For the rest: the simulation is just running in memory, and for now that doesn't seem to be
a problem for the hardware. 

So here are some key parts of our code / setup (Ate, I can post them without problems now).

Main question is: which are the elements which are possibly a bottleneck for the performance,
and are there any alternatives for these elements? 


So the disease is modelled by an human.scxml file which defines the states of the disease.
Example:

 	<state id="asymptomatic">
		<onentry>
                        <script>
                            agent.infectivity = 0.2
                        </script>
			<ntd:schedule event="from.asymptomatic" distr="EXPONENTIAL" mean="72 d" chances="0.01"/>
		</onentry>
		<transition event="from.asymptomatic" cond="_event.data == 0" target="symptomatic"/>
 			
		<transition event="from.asymptomatic" cond="_event.data == 1" target="fullyRecovered"/>
  			
  	</state>

The ntd:schedule tag is responsible for scheduling the transitions in our EventManager. The
Action class responsible for this uses the attributes to draw a random number and schedules
the passed event with the resulting time in our own eventManager. When that scheduled time
has come, the eventManager sends the event back to the state machine instance in order to
invoke the transition.
The chances attribute defines the chances for each transition defined: it is a space separated
list of doubles indicating transition chances. In this case the first transition should get
a chance of 0.01 of happening, and as there is no other number given, the final remaining
transition gets a chance of 0.99 to happen. The index number of the transition is passed back
via the payload and tested in the cond attribute of the transition. 

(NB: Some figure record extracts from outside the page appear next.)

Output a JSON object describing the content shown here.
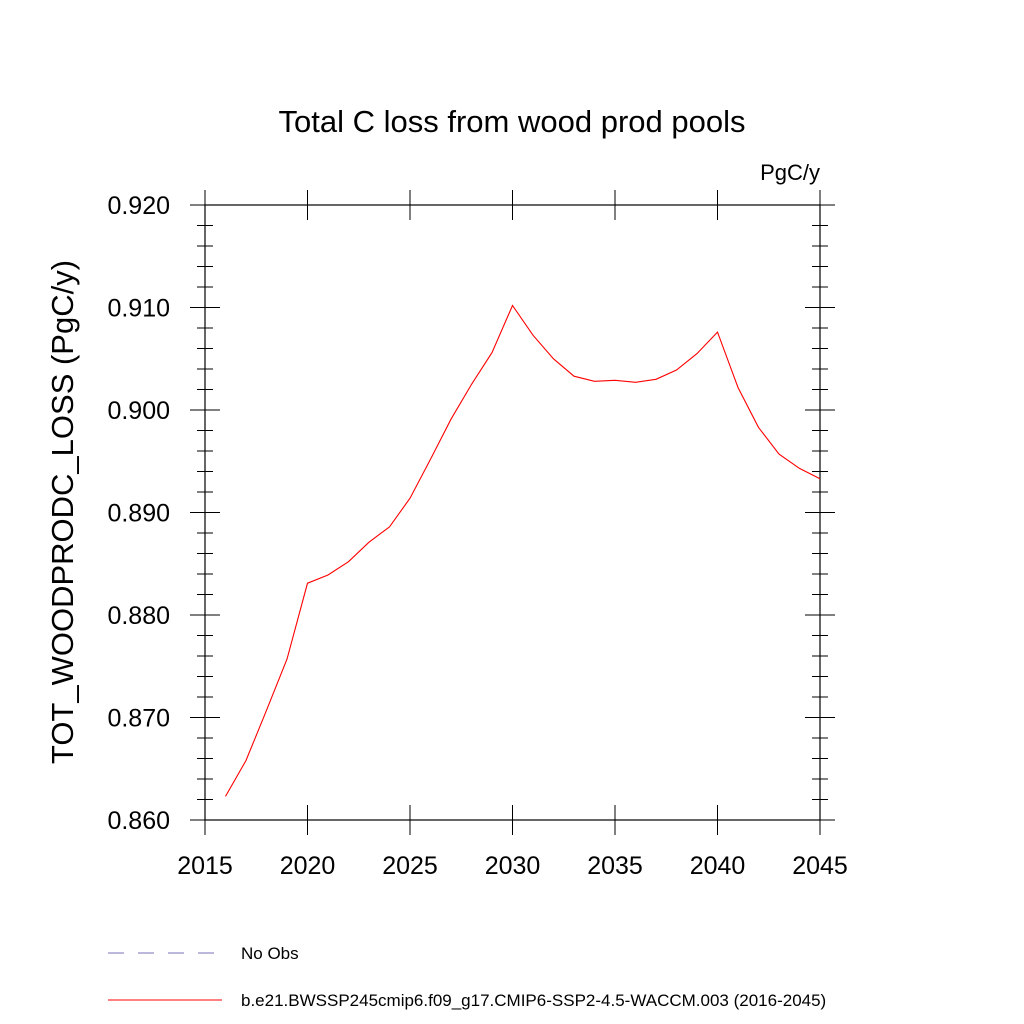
{
  "chart_data": {
    "type": "line",
    "title": "Total C loss from wood prod pools",
    "units": "PgC/y",
    "xlabel": "",
    "ylabel": "TOT_WOODPRODC_LOSS  (PgC/y)",
    "xlim": [
      2015,
      2045
    ],
    "ylim": [
      0.86,
      0.92
    ],
    "xticks": [
      2015,
      2020,
      2025,
      2030,
      2035,
      2040,
      2045
    ],
    "xtick_labels": [
      "2015",
      "2020",
      "2025",
      "2030",
      "2035",
      "2040",
      "2045"
    ],
    "yticks": [
      0.86,
      0.87,
      0.88,
      0.89,
      0.9,
      0.91,
      0.92
    ],
    "ytick_labels": [
      "0.860",
      "0.870",
      "0.880",
      "0.890",
      "0.900",
      "0.910",
      "0.920"
    ],
    "grid": false,
    "legend_position": "bottom",
    "legend": [
      {
        "name": "No Obs",
        "style": "dashed",
        "color": "#7a6fb8"
      },
      {
        "name": "b.e21.BWSSP245cmip6.f09_g17.CMIP6-SSP2-4.5-WACCM.003 (2016-2045)",
        "style": "solid",
        "color": "#ff0000"
      }
    ],
    "series": [
      {
        "name": "b.e21.BWSSP245cmip6.f09_g17.CMIP6-SSP2-4.5-WACCM.003 (2016-2045)",
        "color": "#ff0000",
        "x": [
          2016,
          2017,
          2018,
          2019,
          2020,
          2021,
          2022,
          2023,
          2024,
          2025,
          2026,
          2027,
          2028,
          2029,
          2030,
          2031,
          2032,
          2033,
          2034,
          2035,
          2036,
          2037,
          2038,
          2039,
          2040,
          2041,
          2042,
          2043,
          2044,
          2045
        ],
        "y": [
          0.8623,
          0.8658,
          0.8707,
          0.8757,
          0.8831,
          0.8839,
          0.8852,
          0.8871,
          0.8886,
          0.8914,
          0.8952,
          0.8991,
          0.9025,
          0.9056,
          0.9102,
          0.9073,
          0.905,
          0.9033,
          0.9028,
          0.9029,
          0.9027,
          0.903,
          0.9039,
          0.9055,
          0.9076,
          0.9022,
          0.8983,
          0.8957,
          0.8943,
          0.8933
        ]
      }
    ]
  }
}
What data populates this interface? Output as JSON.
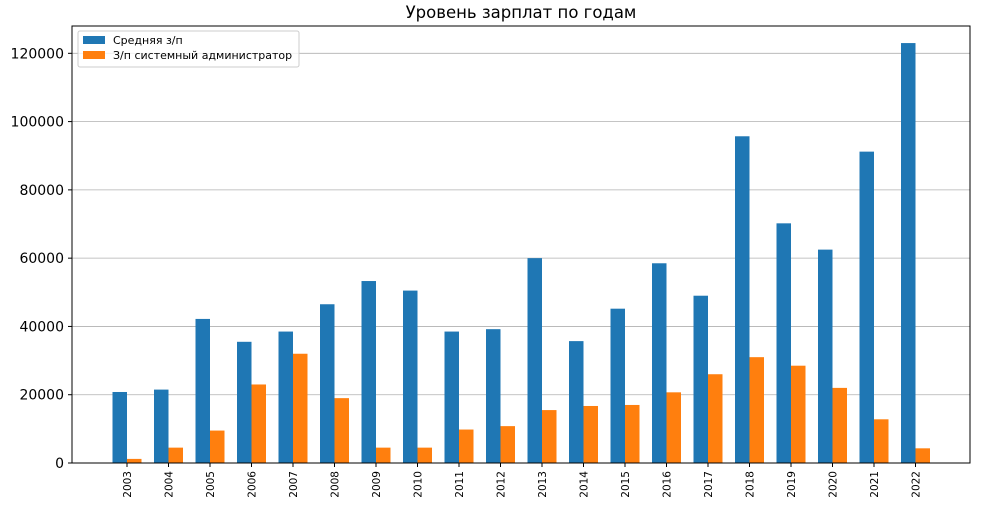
{
  "chart_data": {
    "type": "bar",
    "title": "Уровень зарплат по годам",
    "xlabel": "",
    "ylabel": "",
    "categories": [
      "2003",
      "2004",
      "2005",
      "2006",
      "2007",
      "2008",
      "2009",
      "2010",
      "2011",
      "2012",
      "2013",
      "2014",
      "2015",
      "2016",
      "2017",
      "2018",
      "2019",
      "2020",
      "2021",
      "2022"
    ],
    "series": [
      {
        "name": "Средняя з/п",
        "color": "#1f77b4",
        "values": [
          20800,
          21500,
          42200,
          35500,
          38500,
          46500,
          53300,
          50500,
          38500,
          39200,
          60000,
          35700,
          45200,
          58500,
          49000,
          95700,
          70200,
          62500,
          91200,
          123000
        ]
      },
      {
        "name": "З/п системный администратор",
        "color": "#ff7f0e",
        "values": [
          1200,
          4500,
          9500,
          23000,
          32000,
          19000,
          4500,
          4500,
          9800,
          10800,
          15500,
          16700,
          17000,
          20700,
          26000,
          31000,
          28500,
          22000,
          12800,
          4300
        ]
      }
    ],
    "ylim": [
      0,
      128000
    ],
    "yticks": [
      0,
      20000,
      40000,
      60000,
      80000,
      100000,
      120000
    ],
    "grid": "y",
    "legend": "top-left"
  }
}
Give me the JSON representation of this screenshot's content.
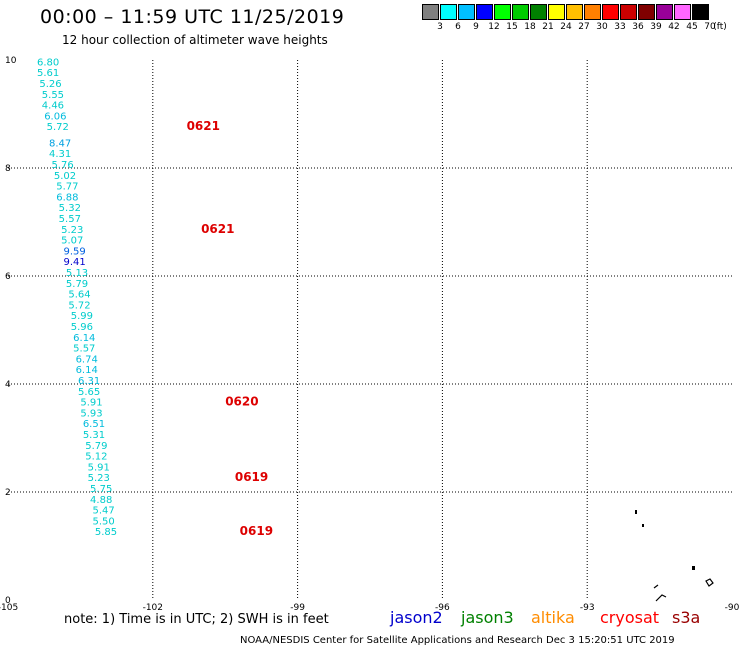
{
  "title": "00:00 – 11:59 UTC 11/25/2019",
  "subtitle": "12 hour collection of altimeter wave heights",
  "colorbar": {
    "unit_label": "(ft)",
    "bins": [
      {
        "label": "3",
        "color": "#808080"
      },
      {
        "label": "6",
        "color": "#00ffff"
      },
      {
        "label": "9",
        "color": "#00bfff"
      },
      {
        "label": "12",
        "color": "#0000ff"
      },
      {
        "label": "15",
        "color": "#00ff00"
      },
      {
        "label": "18",
        "color": "#00cc00"
      },
      {
        "label": "21",
        "color": "#008000"
      },
      {
        "label": "24",
        "color": "#ffff00"
      },
      {
        "label": "27",
        "color": "#ffbf00"
      },
      {
        "label": "30",
        "color": "#ff8000"
      },
      {
        "label": "33",
        "color": "#ff0000"
      },
      {
        "label": "36",
        "color": "#cc0000"
      },
      {
        "label": "39",
        "color": "#800000"
      },
      {
        "label": "42",
        "color": "#990099"
      },
      {
        "label": "45",
        "color": "#ff66ff"
      },
      {
        "label": "70",
        "color": "#000000"
      }
    ]
  },
  "note": "note:  1) Time is in UTC;  2) SWH is in feet",
  "satellites": [
    {
      "name": "jason2",
      "color": "#0000cc"
    },
    {
      "name": "jason3",
      "color": "#008000"
    },
    {
      "name": "altika",
      "color": "#ff8c00"
    },
    {
      "name": "cryosat",
      "color": "#ff0000"
    },
    {
      "name": "s3a",
      "color": "#990000"
    }
  ],
  "footer": "NOAA/NESDIS Center for Satellite Applications and Research     Dec  3 15:20:51 UTC 2019",
  "chart_data": {
    "type": "scatter",
    "xlim": [
      -105,
      -90
    ],
    "ylim": [
      0,
      10
    ],
    "x_ticks": [
      "-105",
      "-102",
      "-99",
      "-96",
      "-93",
      "-90"
    ],
    "y_ticks": [
      "0",
      "2",
      "4",
      "6",
      "8",
      "10"
    ],
    "grid": true,
    "series": [
      {
        "points": [
          {
            "lon": -104.4,
            "lat": 9.9,
            "value": "6.80",
            "color": "#00cccc"
          },
          {
            "lon": -104.4,
            "lat": 9.7,
            "value": "5.61",
            "color": "#00cccc"
          },
          {
            "lon": -104.35,
            "lat": 9.5,
            "value": "5.26",
            "color": "#00cccc"
          },
          {
            "lon": -104.3,
            "lat": 9.3,
            "value": "5.55",
            "color": "#00cccc"
          },
          {
            "lon": -104.3,
            "lat": 9.1,
            "value": "4.46",
            "color": "#00cccc"
          },
          {
            "lon": -104.25,
            "lat": 8.9,
            "value": "6.06",
            "color": "#00bbdd"
          },
          {
            "lon": -104.2,
            "lat": 8.7,
            "value": "5.72",
            "color": "#00cccc"
          },
          {
            "lon": -104.15,
            "lat": 8.4,
            "value": "8.47",
            "color": "#00a0e0"
          },
          {
            "lon": -104.15,
            "lat": 8.2,
            "value": "4.31",
            "color": "#00cccc"
          },
          {
            "lon": -104.1,
            "lat": 8.0,
            "value": "5.76",
            "color": "#00cccc"
          },
          {
            "lon": -104.05,
            "lat": 7.8,
            "value": "5.02",
            "color": "#00cccc"
          },
          {
            "lon": -104.0,
            "lat": 7.6,
            "value": "5.77",
            "color": "#00cccc"
          },
          {
            "lon": -104.0,
            "lat": 7.4,
            "value": "6.88",
            "color": "#00bbdd"
          },
          {
            "lon": -103.95,
            "lat": 7.2,
            "value": "5.32",
            "color": "#00cccc"
          },
          {
            "lon": -103.95,
            "lat": 7.0,
            "value": "5.57",
            "color": "#00cccc"
          },
          {
            "lon": -103.9,
            "lat": 6.8,
            "value": "5.23",
            "color": "#00cccc"
          },
          {
            "lon": -103.9,
            "lat": 6.6,
            "value": "5.07",
            "color": "#00cccc"
          },
          {
            "lon": -103.85,
            "lat": 6.4,
            "value": "9.59",
            "color": "#0060e0"
          },
          {
            "lon": -103.85,
            "lat": 6.2,
            "value": "9.41",
            "color": "#0000cc"
          },
          {
            "lon": -103.8,
            "lat": 6.0,
            "value": "5.13",
            "color": "#00cccc"
          },
          {
            "lon": -103.8,
            "lat": 5.8,
            "value": "5.79",
            "color": "#00cccc"
          },
          {
            "lon": -103.75,
            "lat": 5.6,
            "value": "5.64",
            "color": "#00cccc"
          },
          {
            "lon": -103.75,
            "lat": 5.4,
            "value": "5.72",
            "color": "#00cccc"
          },
          {
            "lon": -103.7,
            "lat": 5.2,
            "value": "5.99",
            "color": "#00cccc"
          },
          {
            "lon": -103.7,
            "lat": 5.0,
            "value": "5.96",
            "color": "#00cccc"
          },
          {
            "lon": -103.65,
            "lat": 4.8,
            "value": "6.14",
            "color": "#00bbdd"
          },
          {
            "lon": -103.65,
            "lat": 4.6,
            "value": "5.57",
            "color": "#00cccc"
          },
          {
            "lon": -103.6,
            "lat": 4.4,
            "value": "6.74",
            "color": "#00bbdd"
          },
          {
            "lon": -103.6,
            "lat": 4.2,
            "value": "6.14",
            "color": "#00bbdd"
          },
          {
            "lon": -103.55,
            "lat": 4.0,
            "value": "6.31",
            "color": "#00bbdd"
          },
          {
            "lon": -103.55,
            "lat": 3.8,
            "value": "5.65",
            "color": "#00cccc"
          },
          {
            "lon": -103.5,
            "lat": 3.6,
            "value": "5.91",
            "color": "#00cccc"
          },
          {
            "lon": -103.5,
            "lat": 3.4,
            "value": "5.93",
            "color": "#00cccc"
          },
          {
            "lon": -103.45,
            "lat": 3.2,
            "value": "6.51",
            "color": "#00bbdd"
          },
          {
            "lon": -103.45,
            "lat": 3.0,
            "value": "5.31",
            "color": "#00cccc"
          },
          {
            "lon": -103.4,
            "lat": 2.8,
            "value": "5.79",
            "color": "#00cccc"
          },
          {
            "lon": -103.4,
            "lat": 2.6,
            "value": "5.12",
            "color": "#00cccc"
          },
          {
            "lon": -103.35,
            "lat": 2.4,
            "value": "5.91",
            "color": "#00cccc"
          },
          {
            "lon": -103.35,
            "lat": 2.2,
            "value": "5.23",
            "color": "#00cccc"
          },
          {
            "lon": -103.3,
            "lat": 2.0,
            "value": "5.75",
            "color": "#00cccc"
          },
          {
            "lon": -103.3,
            "lat": 1.8,
            "value": "4.88",
            "color": "#00cccc"
          },
          {
            "lon": -103.25,
            "lat": 1.6,
            "value": "5.47",
            "color": "#00cccc"
          },
          {
            "lon": -103.25,
            "lat": 1.4,
            "value": "5.50",
            "color": "#00cccc"
          },
          {
            "lon": -103.2,
            "lat": 1.2,
            "value": "5.85",
            "color": "#00cccc"
          }
        ]
      }
    ],
    "time_labels": [
      {
        "lon": -101.3,
        "lat": 8.7,
        "text": "0621",
        "color": "#dd0000"
      },
      {
        "lon": -101.0,
        "lat": 6.8,
        "text": "0621",
        "color": "#dd0000"
      },
      {
        "lon": -100.5,
        "lat": 3.6,
        "text": "0620",
        "color": "#dd0000"
      },
      {
        "lon": -100.3,
        "lat": 2.2,
        "text": "0619",
        "color": "#dd0000"
      },
      {
        "lon": -100.2,
        "lat": 1.2,
        "text": "0619",
        "color": "#dd0000"
      }
    ]
  }
}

The script tag is responsible for setting agent properties - in this case the infectivity.
Each agent has an own SCXMLExecutor instance, and sets itself to the executor's rootcontext,
so it can be accessed in the scxml files. Each agent is also its own scxml Listener.
All is single threaded. I think the EventManager is smart enough to handle and store 100,000
or more scheduled events. The EventManager is passed to our own implementation of Evaluator,
which is simply a child class of JexlEvaluator, but with awareness of math (statistic distributions
& random number generator), eventManager and the time running in the simulation. 

Then, we also need to model treatments. So we have one main scxml file with the following
content.

	<parallel id="alive">
		<onentry>
                        <!-- this schedules natural death... --> 
			<ntd:schedule event="die.natural" distr="EXPONENTIAL" mean="14600.0 d" />
		</onentry>
		<transition event="die.natural" target="death" />
		
		<state id="biology" src="VL_human.scxml" />
		<state id="treatments" src="VL_treatments.scxml" />
	</parallel>

	<final id="death"/>

So biology definitions define the disease itself, and all its states; treatments define how
patients are treated: subjects will pass states "untreated", "tested" and various possible
treatments. As treatments can happen in various states of the disease, I though it best to
use parallel states here. A treatment raises events which in "biology" will cause the patient
to recover. 

I hope this is enough to give a rough picture, and I hope you guys could point out some performance
bottlenecks. I understand however that most performance bottlenecks are expected to be in
the IO/(de)serialization part. 
I could post some more code snippets if that is helpful or interesting.